The recent years have seen many people slowly transitioning from bar soaps to liquid soaps, body washes and cleansers. Most people who make the change feel that liquid soaps have a definite edge over the traditional bar soaps in terms of hygiene, usage and value.
But do any of these claims have any base to them? Are liquid soaps really much better than bar soaps in these (and supposedly more) categories? We don’t think so. And here are some points that make us feel the same.
Point #1: The ‘Hygiene Factor’ of Liquid Soaps
Many individuals feel that using liquid soaps would prevent the spread of impurities and germs from one person to another, due to which they feel that liquid soaps are more hygienic when compared to traditional bar soaps.
The truth is that bar soaps are equally hygienic and work in par with liquid soaps in washing away impurities from the body. A bar soap is essentially made up of two components, oil attracting molecules and water attracting molecules.
The oil attracting molecules work with the lather to pick up impurities from the body while the water attracting molecules wash away these impurities when you rinse your body after lathering. A liquid soap doesn’t do anything different from this as well. So why would you want to go for a liquid soap when you can get the same benefits from a bar soap?
Point #2: The ‘Moisturizing Factor’ of Liquid Soaps
Liquid soaps are known to contain moisturizers that are gentle on the skin and keep it hydrated, supple and radiant long after you have had a bath. While this may have been a major setback for bar soaps in the past, it is not considered a major hindrance today where most bar soaps contain moisturizing agents like natural oils and glycerin as well. So why pay the extra price for a liquid soap when you can take care of your skin with a traditional bar soap that is loaded with natural moisturizing agents?

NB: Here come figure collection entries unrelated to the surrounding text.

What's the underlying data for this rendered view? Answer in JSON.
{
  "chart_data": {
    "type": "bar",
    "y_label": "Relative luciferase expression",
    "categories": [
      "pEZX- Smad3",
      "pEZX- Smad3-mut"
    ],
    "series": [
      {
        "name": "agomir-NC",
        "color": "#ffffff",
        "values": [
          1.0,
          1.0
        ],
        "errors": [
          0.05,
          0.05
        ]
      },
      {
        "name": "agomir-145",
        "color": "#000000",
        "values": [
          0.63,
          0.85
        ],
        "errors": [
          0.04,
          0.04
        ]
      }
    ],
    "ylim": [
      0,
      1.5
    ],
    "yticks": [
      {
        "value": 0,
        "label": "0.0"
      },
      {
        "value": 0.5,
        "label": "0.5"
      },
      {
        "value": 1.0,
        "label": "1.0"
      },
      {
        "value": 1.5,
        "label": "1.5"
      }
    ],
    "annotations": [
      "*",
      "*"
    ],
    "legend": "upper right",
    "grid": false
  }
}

Point #3: The ‘Health Factor’ of Liquid Soaps
Many argue that liquid soaps are healthier than bar soaps. Not likely! Traditional bar soaps stick to natural plant oils and animal fats (saponified) while liquid soaps contain petroleum and a whole lot of other chemicals as stabilizers and emulsifying agents. Liquid soaps need these chemicals to maintain their consistency.
And even though you may argue that these chemicals would have already been tested and passed off as not being harmful to the human body, you would need to accept the fact that most of the tests performed on these chemicals would be on a short term basis and that there would be no way to determine how these chemicals would affect the body in the long run.
Point #4: The ‘Usage Factor’ of Liquid Soaps
Some think that liquid soaps tend to last longer than bar soaps. On the contrary, it is the liquid soap that ends up being used up faster than a bar soap. The reason? People simply don’t know how much to use.
While you can stop using a bar soap as and when your body is covered with soap suds, you cannot predict how much liquid soap you would need to completely cleanse yourself. And this would result in you using up too much liquid soap at any one time (some people actually use more than twice the recommended amount).
Point #5: The ‘Environment Friendly’ Factor of Liquid Soaps
Using liquid soaps can also have its effect on the environment. For starters, using too much liquid soap would result in extra residue on the body that would need at least a couple of rinses to be removed, leading to the wastage of water (remember, some countries don’t have water even for their basic needs).
Another thing about liquid soaps is that they need heavy plastic packaging to be contained properly. And this would be detrimental for the environment in the long run (more plastic leads to more toxic landfills).